Not only does South Korea have the highest suicide rates of in the OECD, suicide ranks as the fourth-most-common cause of death among South Koreans, with especially high numbers among young people, who are tightly ensconced in the country’s hyper-competitive education system that has consistently seen its youth report high levels of depression, stress and anxiety.
In response to what amounts to a major public health crisis, the country’s education ministry recently announced plans for a smartphone app specially designed to screen students’ social media posts, messages and web searches for words, phrases and images related to suicide.
Once anything problematic is detected, the app will send an alert to the parents of students.
Although using the app will not be mandatory, the Education Ministry expressed hope that it will be installed by parents as an additional precaution against school-related stress for their children.
“Student suicide has become a social problem requiring systematic and comprehensive steps to prevent it,” the ministry said in a statement.
A survey conducted by the Korea Health Promotion Foundation found that just over half of South Korean teenagers aged 14 to 19 confessed to having suicidal thoughts. Of that number, more than 40 per cent of those in the survey attributed these feelings to pressure at school and uncertainty about their future.
Teacher unions respond with their concerns
While any move to address the problem is welcomed, the announcement of the app development brought the education ministry under sharp criticism for not addressing the root of the country’s suicide problem –namely, intense academic pressure, coupled with an ongoing stigma of mental health treatment.

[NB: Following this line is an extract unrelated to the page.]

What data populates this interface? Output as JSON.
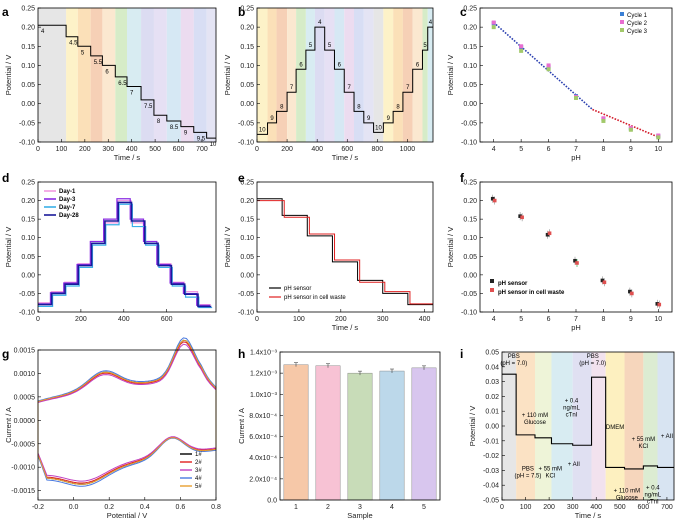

A statement by the conservative Korean Federation of Teachers’ Associations said: “Instead of a stop-gap policy, we must work out a fundamental and eventual solution, because various factors lead to the suicide of students.”
The left-leaning Korean Teachers and Education Workers Union, in addition to echoing the view that the app is a stop-gap policy, raised privacy issue concerns.
“Any direct monitoring of social networks and messaging services raises possible cause for concern,” the union said in a statement.